Once upon a time, domestic violence victims lived with their abusers behind closed doors. Even though their doors have been broken down, their suffering is still a daily reality. But one courageous woman has emerged from the huge population of its victims who embarked on a journey that spanned several years with no inkling of its success or failure, a journey that transformed her identity from victim who lost not just one child, but three, to advocate.
Jessica now enjoys the distinction of being named the first domestic violence survivor to successfully bring a case against the U.S. government before an international human rights tribunal. Her goal—to achieve justice for her deceased children and to strengthen legal rights for other women similarly victimized.
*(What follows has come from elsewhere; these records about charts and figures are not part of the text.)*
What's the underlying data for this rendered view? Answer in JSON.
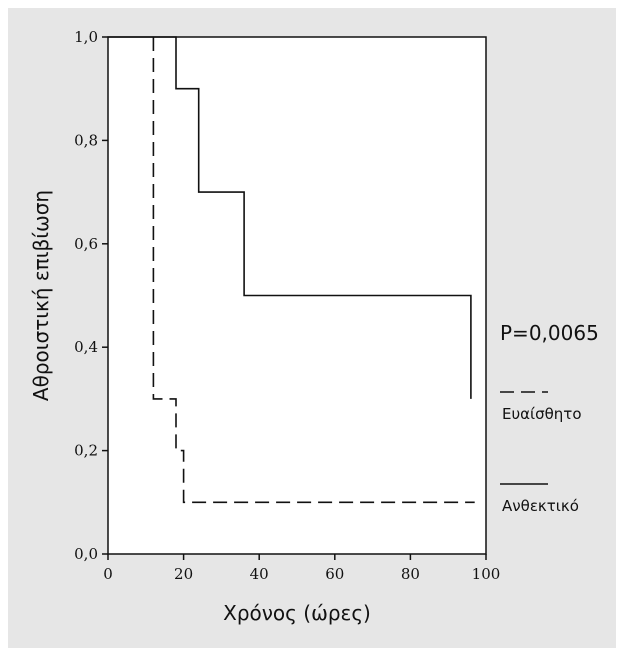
{
  "chart_data": {
    "type": "line",
    "step": true,
    "xlabel": "Χρόνος (ώρες)",
    "ylabel": "Αθροιστική επιβίωση",
    "xlim": [
      0,
      100
    ],
    "ylim": [
      0,
      1
    ],
    "xticks": [
      0,
      20,
      40,
      60,
      80,
      100
    ],
    "xtick_labels": [
      "0",
      "20",
      "40",
      "60",
      "80",
      "100"
    ],
    "yticks": [
      0,
      0.2,
      0.4,
      0.6,
      0.8,
      1.0
    ],
    "ytick_labels": [
      "0,0",
      "0,2",
      "0,4",
      "0,6",
      "0,8",
      "1,0"
    ],
    "grid": false,
    "annotation": "P=0,0065",
    "legend_position": "right",
    "series": [
      {
        "name": "Ευαίσθητο",
        "line_style": "dashed",
        "color": "#111111",
        "points": [
          [
            12,
            1.0
          ],
          [
            12,
            0.3
          ],
          [
            18,
            0.3
          ],
          [
            18,
            0.2
          ],
          [
            20,
            0.2
          ],
          [
            20,
            0.1
          ],
          [
            97,
            0.1
          ]
        ]
      },
      {
        "name": "Ανθεκτικό",
        "line_style": "solid",
        "color": "#111111",
        "points": [
          [
            0,
            1.0
          ],
          [
            18,
            1.0
          ],
          [
            18,
            0.9
          ],
          [
            24,
            0.9
          ],
          [
            24,
            0.7
          ],
          [
            36,
            0.7
          ],
          [
            36,
            0.5
          ],
          [
            96,
            0.5
          ],
          [
            96,
            0.3
          ]
        ]
      }
    ]
  }
}
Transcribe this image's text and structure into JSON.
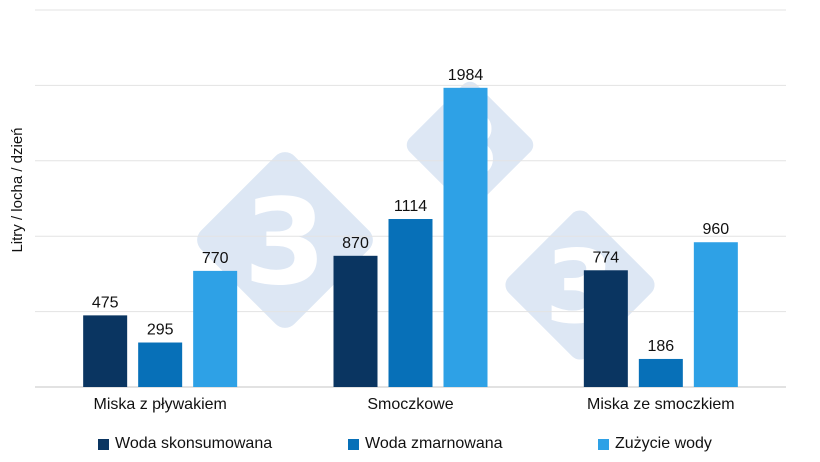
{
  "chart_data": {
    "type": "bar",
    "title": "",
    "xlabel": "",
    "ylabel": "Litry / locha / dzień",
    "ylim": [
      0,
      2500
    ],
    "grid": true,
    "categories": [
      "Miska z pływakiem",
      "Smoczkowe",
      "Miska ze smoczkiem"
    ],
    "series": [
      {
        "name": "Woda skonsumowana",
        "color": "#0a3561",
        "values": [
          475,
          870,
          774
        ]
      },
      {
        "name": "Woda zmarnowana",
        "color": "#0770b8",
        "values": [
          295,
          1114,
          186
        ]
      },
      {
        "name": "Zużycie wody",
        "color": "#2ea1e6",
        "values": [
          770,
          1984,
          960
        ]
      }
    ],
    "legend_position": "bottom",
    "watermark_logo": "333"
  }
}
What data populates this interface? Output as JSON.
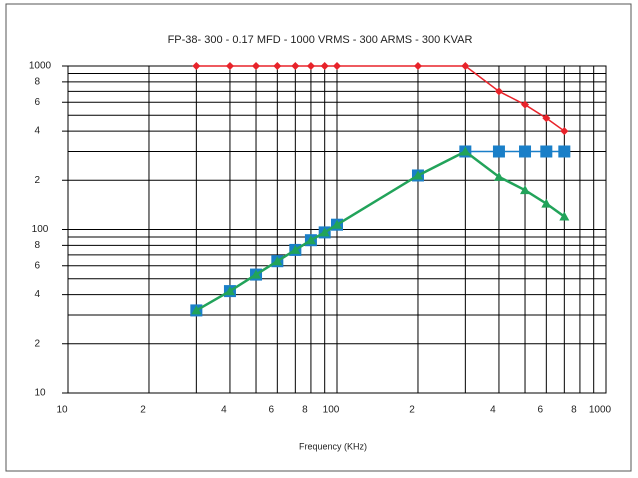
{
  "chart_data": {
    "type": "line",
    "title": "FP-38- 300 - 0.17 MFD - 1000 VRMS - 300 ARMS - 300 KVAR",
    "x_label": "Frequency (KHz)",
    "log_x": true,
    "log_y": true,
    "grid": true,
    "xlim": [
      10,
      1000
    ],
    "ylim": [
      10,
      1000
    ],
    "xticks": [
      10,
      {
        "value": 20,
        "label": "2"
      },
      {
        "value": 40,
        "label": "4"
      },
      {
        "value": 60,
        "label": "6"
      },
      {
        "value": 80,
        "label": "8"
      },
      100,
      {
        "value": 200,
        "label": "2"
      },
      {
        "value": 400,
        "label": "4"
      },
      {
        "value": 600,
        "label": "6"
      },
      {
        "value": 800,
        "label": "8"
      },
      1000
    ],
    "x_minor_grid": [
      30,
      50,
      70,
      90,
      300,
      500,
      700,
      900
    ],
    "yticks": [
      10,
      {
        "value": 20,
        "label": "2"
      },
      {
        "value": 40,
        "label": "4"
      },
      {
        "value": 60,
        "label": "6"
      },
      {
        "value": 80,
        "label": "8"
      },
      100,
      {
        "value": 200,
        "label": "2"
      },
      {
        "value": 400,
        "label": "4"
      },
      {
        "value": 600,
        "label": "6"
      },
      {
        "value": 800,
        "label": "8"
      },
      1000
    ],
    "y_minor_grid": [
      30,
      50,
      70,
      90,
      300,
      500,
      700,
      900
    ],
    "x": [
      30,
      40,
      50,
      60,
      70,
      80,
      90,
      100,
      200,
      300,
      400,
      500,
      600,
      700
    ],
    "series": [
      {
        "name": "VRMS",
        "color": "#e8232a",
        "marker": "diamond",
        "values": [
          1000,
          1000,
          1000,
          1000,
          1000,
          1000,
          1000,
          1000,
          1000,
          1000,
          700,
          580,
          480,
          400
        ]
      },
      {
        "name": "ARMS",
        "color": "#1a7fc8",
        "marker": "square",
        "values": [
          32,
          42,
          53,
          64,
          75,
          86,
          96,
          107,
          214,
          300,
          300,
          300,
          300,
          300
        ]
      },
      {
        "name": "KVAR",
        "color": "#22a35a",
        "marker": "triangle",
        "values": [
          32,
          42,
          53,
          64,
          75,
          86,
          96,
          107,
          214,
          300,
          210,
          174,
          144,
          120
        ]
      }
    ]
  }
}
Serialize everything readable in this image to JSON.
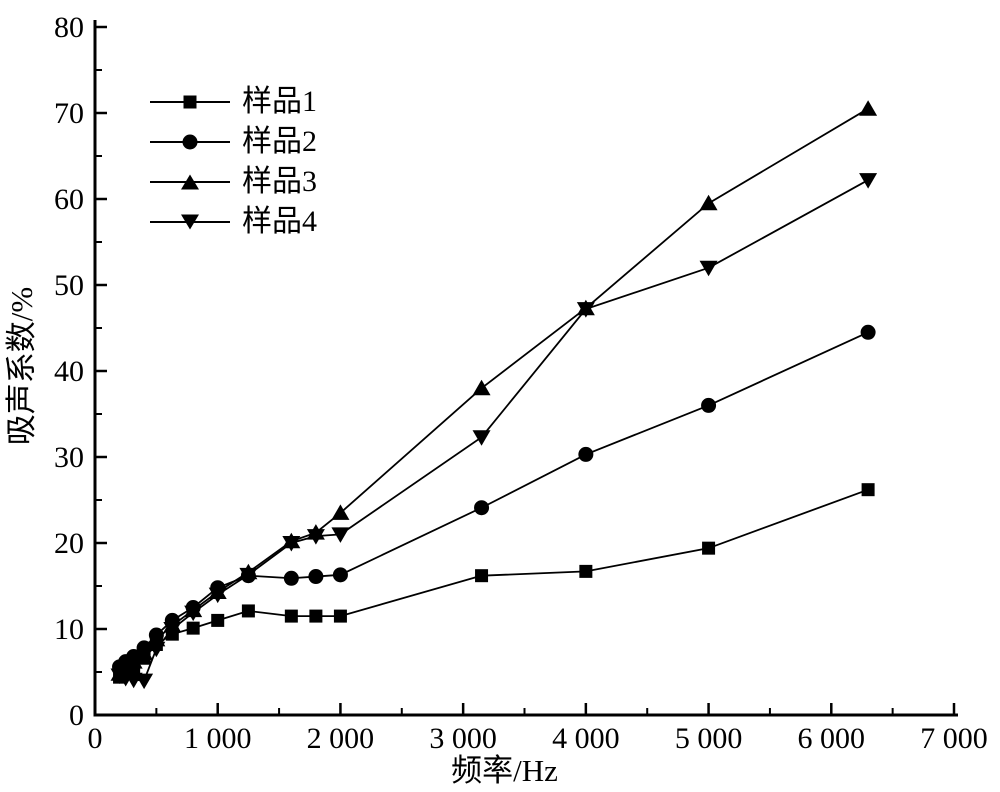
{
  "figure": {
    "background": "#ffffff",
    "axis_color": "#000000",
    "series_color": "#000000"
  },
  "chart_data": {
    "type": "line",
    "title": "",
    "xlabel": "频率/Hz",
    "ylabel": "吸声系数/%",
    "xlim": [
      0,
      7000
    ],
    "ylim": [
      0,
      80
    ],
    "grid": false,
    "legend_position": "top-left-inside",
    "x_major_ticks": [
      0,
      1000,
      2000,
      3000,
      4000,
      5000,
      6000,
      7000
    ],
    "x_tick_labels": [
      "0",
      "1 000",
      "2 000",
      "3 000",
      "4 000",
      "5 000",
      "6 000",
      "7 000"
    ],
    "x_minor_step": 500,
    "y_major_ticks": [
      0,
      10,
      20,
      30,
      40,
      50,
      60,
      70,
      80
    ],
    "y_tick_labels": [
      "0",
      "10",
      "20",
      "30",
      "40",
      "50",
      "60",
      "70",
      "80"
    ],
    "y_minor_step": 5,
    "x": [
      200,
      250,
      315,
      400,
      500,
      630,
      800,
      1000,
      1250,
      1600,
      1800,
      2000,
      3150,
      4000,
      5000,
      6300
    ],
    "series": [
      {
        "name": "样品1",
        "marker": "square",
        "values": [
          4.4,
          4.8,
          5.6,
          6.6,
          8.2,
          9.4,
          10.1,
          11.0,
          12.1,
          11.5,
          11.5,
          11.5,
          16.2,
          16.7,
          19.4,
          26.2
        ]
      },
      {
        "name": "样品2",
        "marker": "circle",
        "values": [
          5.6,
          6.2,
          6.8,
          7.8,
          9.3,
          11.0,
          12.5,
          14.8,
          16.2,
          15.9,
          16.1,
          16.3,
          24.1,
          30.3,
          36.0,
          44.5
        ]
      },
      {
        "name": "样品3",
        "marker": "triangle-up",
        "values": [
          4.8,
          5.4,
          6.2,
          7.2,
          8.8,
          10.4,
          12.2,
          14.3,
          16.6,
          20.2,
          21.2,
          23.5,
          38.0,
          47.3,
          59.5,
          70.5
        ]
      },
      {
        "name": "样品4",
        "marker": "triangle-down",
        "values": [
          4.6,
          4.3,
          4.1,
          4.0,
          7.7,
          10.0,
          11.9,
          14.0,
          16.3,
          20.0,
          20.8,
          21.0,
          32.3,
          47.2,
          52.0,
          62.2
        ]
      }
    ]
  }
}
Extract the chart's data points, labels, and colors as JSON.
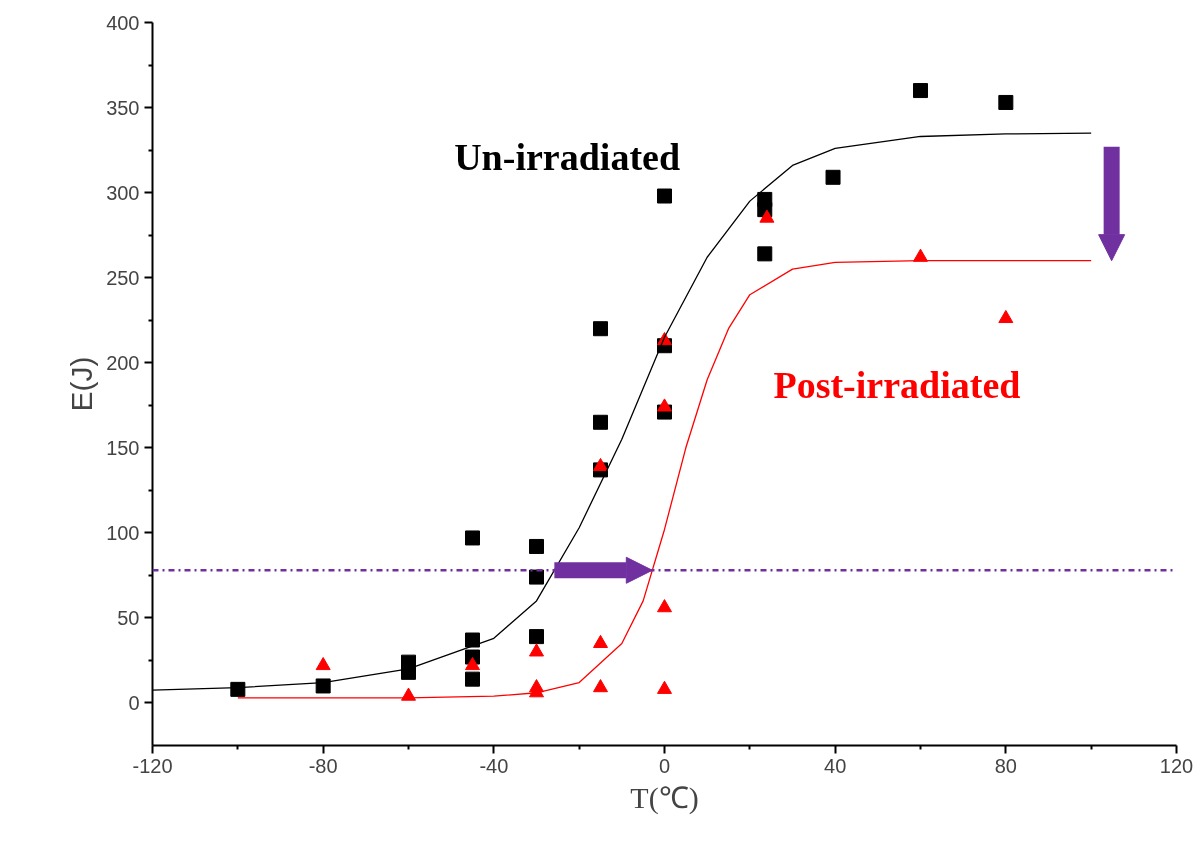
{
  "chart_data": {
    "type": "scatter",
    "xlabel": "T(℃)",
    "ylabel": "E(J)",
    "xlim": [
      -120,
      120
    ],
    "ylim": [
      -25,
      400
    ],
    "xticks": [
      -120,
      -80,
      -40,
      0,
      40,
      80,
      120
    ],
    "yticks": [
      0,
      50,
      100,
      150,
      200,
      250,
      300,
      350,
      400
    ],
    "grid": false,
    "ref_lines": [
      {
        "axis": "y",
        "value": 78,
        "color": "#7030a0",
        "line_style": "dashdot"
      }
    ],
    "series": [
      {
        "name": "Un-irradiated",
        "color": "#000000",
        "marker": "square",
        "x": [
          -100,
          -80,
          -60,
          -60,
          -45,
          -45,
          -45,
          -45,
          -30,
          -30,
          -30,
          -15,
          -15,
          -15,
          0,
          0,
          0,
          23.5,
          23.5,
          23.5,
          39.5,
          60,
          80
        ],
        "values": [
          8,
          10,
          24,
          18,
          97,
          37,
          27,
          14,
          92,
          74,
          39,
          220,
          165,
          137,
          298,
          210,
          171,
          296,
          290,
          264,
          309,
          360,
          353
        ]
      },
      {
        "name": "Post-irradiated",
        "color": "#ff0000",
        "marker": "triangle",
        "x": [
          -80,
          -60,
          -45,
          -30,
          -30,
          -30,
          -15,
          -15,
          -15,
          0,
          0,
          0,
          0,
          24,
          60,
          80
        ],
        "values": [
          22,
          4,
          22,
          30,
          9,
          6,
          139,
          35,
          9,
          213,
          174,
          56,
          8,
          285,
          262,
          226
        ]
      },
      {
        "type": "line",
        "color": "#000000",
        "x": [
          -120,
          -100,
          -80,
          -60,
          -40,
          -30,
          -20,
          -10,
          0,
          10,
          20,
          30,
          40,
          60,
          80,
          100
        ],
        "values": [
          7.5,
          9,
          12,
          20,
          38,
          60,
          103,
          155,
          215,
          262,
          295,
          316,
          326,
          333,
          334.5,
          335
        ]
      },
      {
        "type": "line",
        "color": "#ff0000",
        "x": [
          -100,
          -60,
          -40,
          -30,
          -20,
          -10,
          -5,
          0,
          5,
          10,
          15,
          20,
          30,
          40,
          60,
          100
        ],
        "values": [
          3,
          3,
          4,
          6,
          12,
          35,
          60,
          102,
          150,
          190,
          220,
          240,
          255,
          259,
          260,
          260
        ]
      }
    ]
  }
}
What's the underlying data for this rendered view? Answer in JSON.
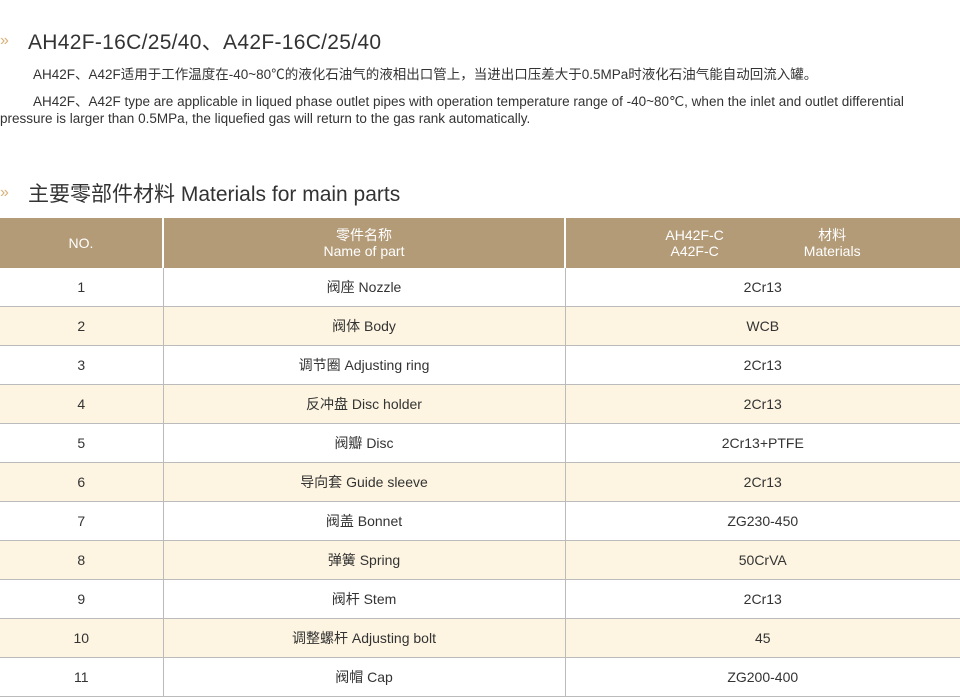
{
  "heading": "AH42F-16C/25/40、A42F-16C/25/40",
  "desc_cn": "AH42F、A42F适用于工作温度在-40~80℃的液化石油气的液相出口管上，当进出口压差大于0.5MPa时液化石油气能自动回流入罐。",
  "desc_en": "AH42F、A42F type are applicable in liqued phase outlet pipes with operation temperature range of -40~80℃, when the inlet and outlet differential pressure is larger than 0.5MPa, the liquefied gas will return to the gas rank automatically.",
  "materials_title": "主要零部件材料  Materials for main parts",
  "table": {
    "header": {
      "no": "NO.",
      "name_cn": "零件名称",
      "name_en": "Name of part",
      "model1": "AH42F-C",
      "model2": "A42F-C",
      "mat_cn": "材料",
      "mat_en": "Materials"
    },
    "rows": [
      {
        "no": "1",
        "name": "阀座  Nozzle",
        "material": "2Cr13"
      },
      {
        "no": "2",
        "name": "阀体  Body",
        "material": "WCB"
      },
      {
        "no": "3",
        "name": "调节圈  Adjusting ring",
        "material": "2Cr13"
      },
      {
        "no": "4",
        "name": "反冲盘  Disc holder",
        "material": "2Cr13"
      },
      {
        "no": "5",
        "name": "阀瓣  Disc",
        "material": "2Cr13+PTFE"
      },
      {
        "no": "6",
        "name": "导向套  Guide sleeve",
        "material": "2Cr13"
      },
      {
        "no": "7",
        "name": "阀盖  Bonnet",
        "material": "ZG230-450"
      },
      {
        "no": "8",
        "name": "弹簧  Spring",
        "material": "50CrVA"
      },
      {
        "no": "9",
        "name": "阀杆  Stem",
        "material": "2Cr13"
      },
      {
        "no": "10",
        "name": "调整螺杆  Adjusting bolt",
        "material": "45"
      },
      {
        "no": "11",
        "name": "阀帽  Cap",
        "material": "ZG200-400"
      }
    ]
  },
  "colors": {
    "header_bg": "#b39b78",
    "alt_row": "#fdf5e2",
    "chevron": "#d9b27a"
  }
}
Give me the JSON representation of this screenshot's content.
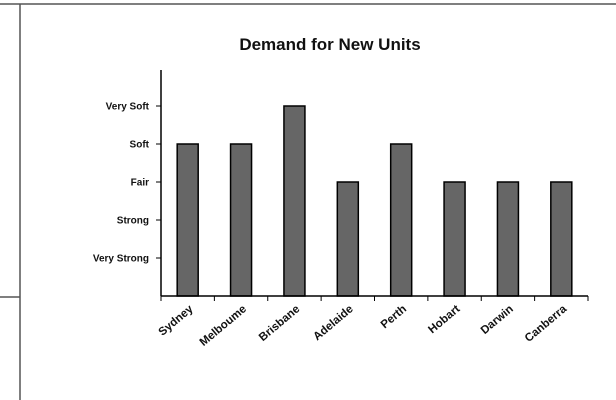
{
  "chart_data": {
    "type": "bar",
    "title": "Demand for New Units",
    "categories": [
      "Sydney",
      "Melboume",
      "Brisbane",
      "Adelaide",
      "Perth",
      "Hobart",
      "Darwin",
      "Canberra"
    ],
    "y_tick_labels": [
      "Very Strong",
      "Strong",
      "Fair",
      "Soft",
      "Very Soft"
    ],
    "values": [
      4,
      4,
      5,
      3,
      4,
      3,
      3,
      3
    ],
    "ylim": [
      0,
      5
    ],
    "grid": false,
    "bar_color": "#666666",
    "bar_outline_color": "#000000"
  }
}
As Bettinger-Lopez stated, “In 2011 the Commission issued the landmark decision finding the U.S. responsible under the American Declaration on the Rights and Duties of Man for human rights violations suffered by …Lanahan and her children. The commission found that the Castle Rock Police…should have known that the girls’ lives were at risk…and failing to…ensure the implementation of the restraining order.” Her case now appears in textbooks around the U.S. and within the domestic violence community and Jessica is presently a Visiting Scholar, Dorothea S. Clarke Progress in Feminist Jurisprudence, Cornell Law School.